Sorry if this has been posted already, but is there an *easy* way for me to take my latest CWR Nandroid backup, and change it into an SBF file?

It would save me a lot of time if/when I break my phone from experimenting. I had to recover my phone this morning, which meant about an hour to install a Verizon SBF, activating, rooting, reboots, bootstrap install, ROM manager install, latest CWR install, and finally recovering to my last Nandroid backup.

Thanks!


----------



## joeblow789 (Oct 8, 2011)

I've never attempted that & am no expert, but maybe this will get you close:
http://forum.xda-developers.com/showpost.php?p=27957587&postcount=1545
Also, maybe this guy knows some tricks:
http://www.droidforums.net/forum/droid-2-hacks/161849-tool-ezsbf.html
If any of this works, or you figure out anything that makes the process easier, let us know!


----------



## Gasai Yuno (Jul 25, 2011)

Short answer is no.

SBF is an image of the phone's flash memory, byte by byte, usually signed.

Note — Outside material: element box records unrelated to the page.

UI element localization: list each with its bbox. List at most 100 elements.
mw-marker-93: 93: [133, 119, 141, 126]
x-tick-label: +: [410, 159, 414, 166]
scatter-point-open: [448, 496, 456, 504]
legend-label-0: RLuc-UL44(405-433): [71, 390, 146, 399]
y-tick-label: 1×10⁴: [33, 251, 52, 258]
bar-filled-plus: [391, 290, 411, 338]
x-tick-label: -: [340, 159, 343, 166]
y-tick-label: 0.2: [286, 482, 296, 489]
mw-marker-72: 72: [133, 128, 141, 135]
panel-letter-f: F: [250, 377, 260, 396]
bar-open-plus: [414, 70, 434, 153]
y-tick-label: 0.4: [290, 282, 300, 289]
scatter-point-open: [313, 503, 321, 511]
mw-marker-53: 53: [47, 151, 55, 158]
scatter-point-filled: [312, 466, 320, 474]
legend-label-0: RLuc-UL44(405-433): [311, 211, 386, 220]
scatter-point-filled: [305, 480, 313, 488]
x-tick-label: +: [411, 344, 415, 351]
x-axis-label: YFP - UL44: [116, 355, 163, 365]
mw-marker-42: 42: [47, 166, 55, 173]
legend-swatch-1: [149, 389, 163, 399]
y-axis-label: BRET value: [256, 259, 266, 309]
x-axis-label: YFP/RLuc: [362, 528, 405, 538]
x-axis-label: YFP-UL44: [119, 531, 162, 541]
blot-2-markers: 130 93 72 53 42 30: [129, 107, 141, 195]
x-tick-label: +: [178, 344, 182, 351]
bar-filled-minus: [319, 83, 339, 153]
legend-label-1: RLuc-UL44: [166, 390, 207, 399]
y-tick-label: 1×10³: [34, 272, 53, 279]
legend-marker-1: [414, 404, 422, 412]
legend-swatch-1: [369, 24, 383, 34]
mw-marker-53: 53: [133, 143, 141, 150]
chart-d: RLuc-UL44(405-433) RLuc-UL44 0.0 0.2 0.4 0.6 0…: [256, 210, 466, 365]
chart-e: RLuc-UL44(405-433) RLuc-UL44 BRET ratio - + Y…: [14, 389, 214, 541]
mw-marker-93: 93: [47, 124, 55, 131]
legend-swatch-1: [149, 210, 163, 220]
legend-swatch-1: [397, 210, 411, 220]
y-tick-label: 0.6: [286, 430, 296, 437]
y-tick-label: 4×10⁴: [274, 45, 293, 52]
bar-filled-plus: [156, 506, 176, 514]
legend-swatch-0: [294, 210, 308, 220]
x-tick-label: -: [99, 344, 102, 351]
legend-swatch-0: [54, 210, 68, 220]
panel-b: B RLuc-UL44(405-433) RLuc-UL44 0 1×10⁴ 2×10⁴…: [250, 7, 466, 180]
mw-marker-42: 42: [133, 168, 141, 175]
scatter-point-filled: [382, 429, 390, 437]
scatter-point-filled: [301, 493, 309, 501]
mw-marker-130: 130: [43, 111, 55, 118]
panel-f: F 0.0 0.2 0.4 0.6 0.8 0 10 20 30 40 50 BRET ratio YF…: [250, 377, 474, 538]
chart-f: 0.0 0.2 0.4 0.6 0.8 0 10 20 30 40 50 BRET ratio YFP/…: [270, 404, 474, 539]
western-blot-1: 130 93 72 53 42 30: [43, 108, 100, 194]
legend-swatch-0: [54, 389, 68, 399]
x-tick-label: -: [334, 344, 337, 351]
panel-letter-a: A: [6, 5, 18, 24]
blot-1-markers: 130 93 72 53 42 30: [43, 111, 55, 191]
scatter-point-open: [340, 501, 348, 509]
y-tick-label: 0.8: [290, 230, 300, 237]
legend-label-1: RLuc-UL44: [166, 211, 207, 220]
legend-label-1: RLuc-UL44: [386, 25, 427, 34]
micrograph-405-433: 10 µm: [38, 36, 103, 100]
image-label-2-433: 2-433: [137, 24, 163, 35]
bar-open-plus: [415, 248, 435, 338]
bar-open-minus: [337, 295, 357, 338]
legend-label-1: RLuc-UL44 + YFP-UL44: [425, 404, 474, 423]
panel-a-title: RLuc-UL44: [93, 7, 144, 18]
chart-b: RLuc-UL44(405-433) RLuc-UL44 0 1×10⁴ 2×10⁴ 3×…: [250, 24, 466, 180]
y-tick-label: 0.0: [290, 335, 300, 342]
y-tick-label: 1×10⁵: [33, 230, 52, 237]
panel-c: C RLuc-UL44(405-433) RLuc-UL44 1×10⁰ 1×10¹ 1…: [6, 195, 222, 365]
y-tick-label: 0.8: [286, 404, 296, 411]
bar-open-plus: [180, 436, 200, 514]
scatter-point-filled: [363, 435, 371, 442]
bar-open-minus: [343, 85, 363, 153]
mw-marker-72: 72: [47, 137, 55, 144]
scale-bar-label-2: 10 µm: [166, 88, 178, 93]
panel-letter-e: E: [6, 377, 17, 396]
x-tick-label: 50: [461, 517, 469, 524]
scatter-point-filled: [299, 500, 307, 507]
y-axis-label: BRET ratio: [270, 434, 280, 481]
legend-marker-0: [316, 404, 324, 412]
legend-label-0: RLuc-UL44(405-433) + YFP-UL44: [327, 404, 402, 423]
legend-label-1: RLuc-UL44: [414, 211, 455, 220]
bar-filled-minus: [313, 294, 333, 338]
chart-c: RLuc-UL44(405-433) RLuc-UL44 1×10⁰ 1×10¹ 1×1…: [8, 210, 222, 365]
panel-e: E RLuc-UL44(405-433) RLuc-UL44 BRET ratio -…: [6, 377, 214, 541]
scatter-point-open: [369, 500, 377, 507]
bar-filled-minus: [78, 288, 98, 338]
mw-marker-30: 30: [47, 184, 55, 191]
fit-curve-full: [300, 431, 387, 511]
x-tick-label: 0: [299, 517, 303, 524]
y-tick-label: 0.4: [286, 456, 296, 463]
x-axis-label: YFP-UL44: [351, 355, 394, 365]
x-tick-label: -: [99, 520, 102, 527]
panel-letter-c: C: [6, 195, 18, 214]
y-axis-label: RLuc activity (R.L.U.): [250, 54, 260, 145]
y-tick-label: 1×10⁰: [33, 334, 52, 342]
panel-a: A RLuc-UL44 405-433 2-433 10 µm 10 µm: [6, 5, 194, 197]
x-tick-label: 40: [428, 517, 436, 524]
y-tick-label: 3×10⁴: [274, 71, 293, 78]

CWM's backup are either TAR archives or (older versions) filesystem images which cannot be signed since you lack the required keys (and I doubt the format CWM uses is compatible with the bootloader's flashing subsystem).

There's a possibility that /system doesn't require a key, but I highly doubt it, as all custom SBF images we have are made up of signed components obtained from disassembling already existing official SBF images.


----------



## Crocadile (Aug 21, 2011)

Alright, is there an easier way for me to recover other than the method I already mentioned?

Thanks for the reply btw, that was very detailed!

Sent from my DROID2 GLOBAL using Tapatalk 2


----------



## Gasai Yuno (Jul 25, 2011)

Alas, it's the only way. After you flash an SBF image, you do need to re-root, reinstall CWM and update it with ROM Manager to get it to load newer backups.

I don't see any possible shortcuts here, unless koush updates CWM that comes with Droid 2 Bootstrap Recovery to the latest version.

You can, though, modify the one-click root script for it to load CWM and ROM Manager onto the phone during the rooting process.


----------